The title is not very clear. What I actually need to do often is the following:

Let's say I have a development going on with several commits c1,c2,... and 3 branches A,B,C

c1--c2--c3--(B)--c4--(A,C)

Branch A and C are at the same commit.

Now I want branch A to go back where B is, so that it loks like this:

c1--c2--c3--(A,B)--c4--(C)

Important is that this has to happen locally and on github.

+5  A: 

Use the reset subcommand:

git checkout A
git reset --hard B
git push --force github

As a sidenote, you should be careful when using git reset while a branch has been pushed elsewhere already.

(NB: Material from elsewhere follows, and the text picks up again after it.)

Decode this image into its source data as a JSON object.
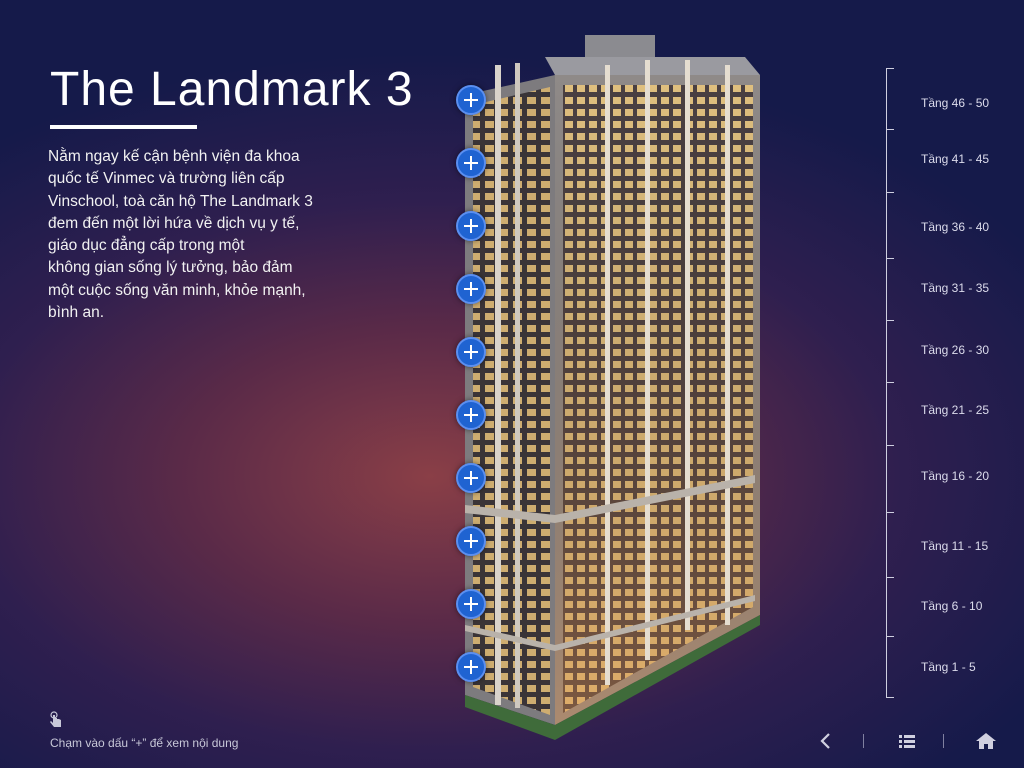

This may cause trouble to those who have already checked out your changes.

Bram Schoenmakers
If there are any commits on branch A, they will be lost by `git reset --hard B`. If there are commits on branch A, then you should use `git rebase` to relocate the branch.
Tim Henigan
+1  A: 

If there are no commits on branch A, then the git reset --hard B solution given by Bram Schoenmakers will work.

However if there are commits are branch A which must be preserved, then the following should do the trick:

  1. Make a backup copy of your repo (just in case)
  2. git checkout A
  3. git rebase -i --onto B SHA1-A^

...where SHA1-A^ is the commit id of the parent of your branch A

See the git rebase man page for details.

NOTE: This will rewrite history (as rebase always does). Special consideration should be made if your A branch was ever pushed to a public repo.

Tim Henigan
+1  A: 

Delete the branch both locally and remotely, recreate the branch, push the branch back up to the server.

git branch -d A
git push origin :heads/A
git branch B A
git push origin A:A

Alternately you can use the following command to undo that last commit.

git revert c4

Which will make your timeline look like:

c1--c2--c3--(B)
             \
              c4--(C)
               \
                (^c4)--(A)

where (^c4) is a commit that undoes c4

I don't recommend using rebase or revert on a branch that has been pushed to a remote repo, they can cause tons of trouble for you or anyone else using that repo.

kubi
Deleting and recreating the remote branch will also cause tons of trouble for anyone using the repo, though. (As I have learned from painful experience.)
ebneter
What is the issue? I do this all the time and it never causes any trouble, but now I'm wondering if I've just been getting lucky.